Sans contrôles, rien ne garantit que les chasseurs changeront de comportement. Pour l’écologue naturaliste il faut remettre à plat la formation et l’obtention du permis de chasser. Selon l’Office national de la chasse et de la faune sauvage, environ 1,1 million de personnes ont un permis validé. Et ont donc accès à une arme à feu létale.

«On a l’impression d’une prise de conscience»

«Il y a des millions d’armes en circulation dans nos campagnes. Chaque chasseur possède un fusil, voire deux ou trois. L’examen du permis de chasser devrait être plus difficile à obtenir, vu les enjeux», argue Pierre Rigaux. Sur son site la Fédération nationale des chasseurs indique bien que «1,1 million de chasseurs détiennent 2,1 millions d’armes». Toute personne dotée du permis peut acquérir une arme de catégorie C. Le collectif «Un jour un chasseur» soutient la proposition du Sénat d’obliger les chasseurs à présenter un certificat médical. Et veut pousser le contrôle plus loin. «Nous sommes aussi pour l’instauration d’un certificat psychologique, à renouveler régulièrement. Les chasseurs possèdent l’arme chez eux et peuvent s’en servir en dehors des périodes de chasse. Ce sont des choses qu’il faut contrôler», exhorte Léa.

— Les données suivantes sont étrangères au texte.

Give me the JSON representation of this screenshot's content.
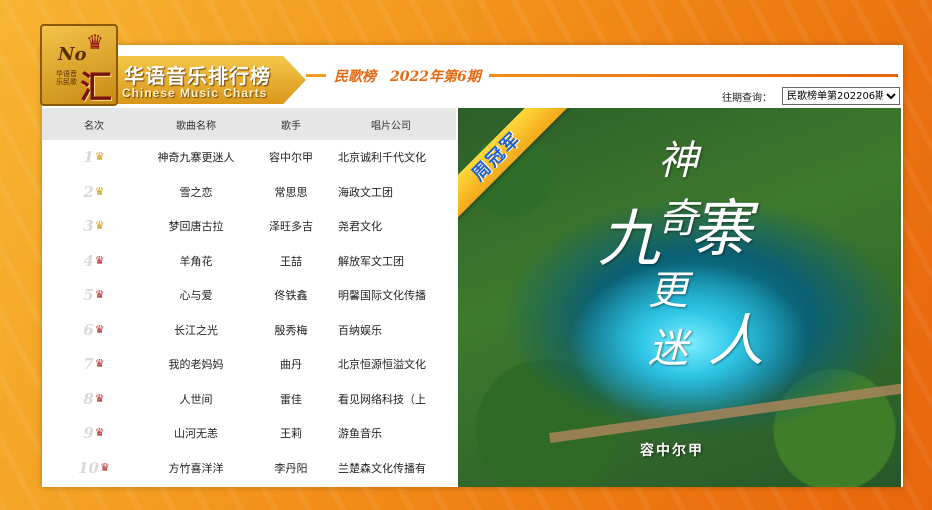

L’annonce de ces mesures, bien que timides, représente déjà une petite victoire pour les militants. La médiatisation s’est faite plus forte ces derniers mois, mettant en lumière les lacunes qui restent à combler dans l’encadrement de la chasse. «On a l’impression d’une prise de conscience : les populations s’indignent et les politiques commencent à agir», se réjouit l’association de Léa.

Pierre Rigaux, lui, ne perd pas de vue son objectif final : l’abolition totale de la chasse de loisir. «Je pense que c’est devenu inacceptable qu’une activité pareille soit toujours autorisée. On parle quand même de gens qui s’amusent à flinguer des animaux avec une arme à feu létale dans nos forêts et nos campagnes.»